Among the officials getting an earful from the principal were Ryan Zinke, whose department blamed Barack Obama for its inability to explain the interior secretary’s private-jet habit; HUD Secretary Ben Carson, whose office recently came into possession of (and then allegedly returned!) a $31,000 dining-room set; E.P.A. Administrator Scott Pruitt, who told the press that his security detail forced him to fly first or business class because someone was mean to him in an airport once; and Veterans Affairs Secretary David Shulkin, whose wife got to see Wimbledon on the taxpayer’s dime, and who may or may not have made the secret service pick up his dry cleaning.

The meetings, held at the request of Chief of Staff John Kelly, were reportedly meant to provide ”a clear message that optics matter;” officials were given a document called ”creating a culture of compliance,“ which laid out advice like:

  • “You are the best guardian of your reputation.
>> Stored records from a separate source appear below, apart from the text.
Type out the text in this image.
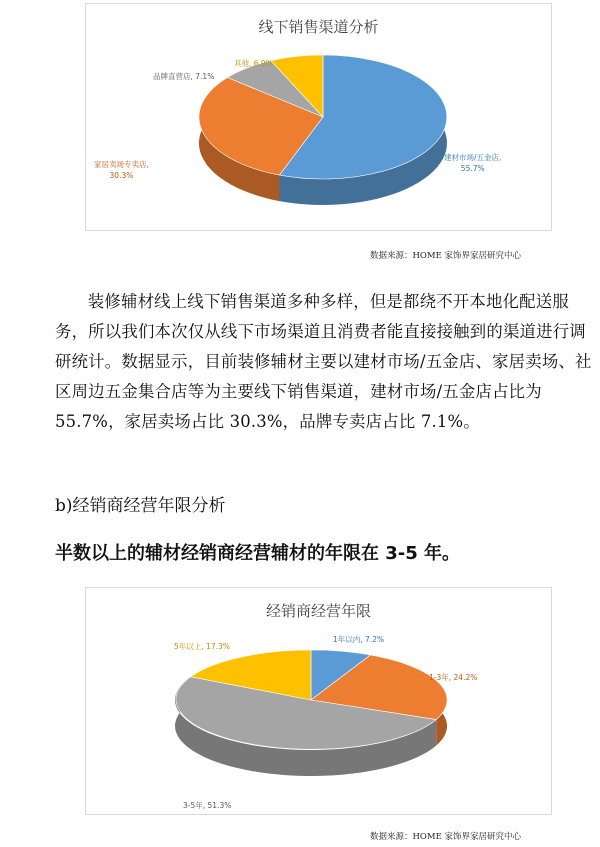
线下销售渠道分析
建材市场/五金店,
55.7%
家居卖场专卖店,
30.3%
品牌直营店, 7.1%
其他, 6.9%
数据来源：HOME 家饰界家居研究中心

装修辅材线上线下销售渠道多种多样，但是都绕不开本地化配送服务，所以我们本次仅从线下市场渠道且消费者能直接接触到的渠道进行调研统计。数据显示，目前装修辅材主要以建材市场/五金店、家居卖场、社区周边五金集合店等为主要线下销售渠道，建材市场/五金店占比为 55.7%，家居卖场占比 30.3%，品牌专卖店占比 7.1%。

b)经销商经营年限分析
半数以上的辅材经销商经营辅材的年限在 3-5 年。
经销商经营年限
1年以内, 7.2%
1-3年, 24.2%
3-5年, 51.3%
5年以上, 17.3%
数据来源：HOME 家饰界家居研究中心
Your recordkeeping practices must be designed with a purpose to prove innocence at the complaint phase or with the press”;
  • “Optics questions: Does the event or travel further the President’s priorities, your department or agency’s mission; or, does it appear
    recreational or entertainment in nature”;
  • “Remember, an ethics opinion matters only if the ethics officer received all of the information”;
  • And our personal favorite: “Even if legal, does not mean you should do it—always consider optics.”

During the sessions, which shockingly did not involve visual aids and a quiz at the end (“You have a meeting in Pittsburgh and you have the option to buy a $1,500 first-class ticket, or a $297 ticket in coach. Which do you choose?”), officials were told to tip the White House off to any potential bad press on the horizon. Unfortunately, not everyone paid attention in class:


Shortly after the session with Zinke, CNN published a report with several examples that ethics watchdogs say raise questions about whether Zinke is misusing his travel privileges, despite receiving approval from the department’s lawyer and ethics officer.

 The White House was disappointed after meeting with Zinke because his agency failed to mention the story, of which Interior was aware and quoted a department spokesperson on the record, the source familiar told CNN.

 Asked about the White House’s unhappiness, an Interior spokesperson who declined to be named, [said,] “This is such a nothingburger.”

Nothingburgers aside, there’s no question that the “anything goes” mentality of the Trump White House starts at the top. Yet even the president has begun to second-guess the Cabinet that he once declared to have “by far the highest I.Q. of any Cabinet ever assembled”; per Axios’s Jonathan Swan, in recent weeks Trump has been “privately question[ing] the basic intelligence of . . . Cabinet officials.”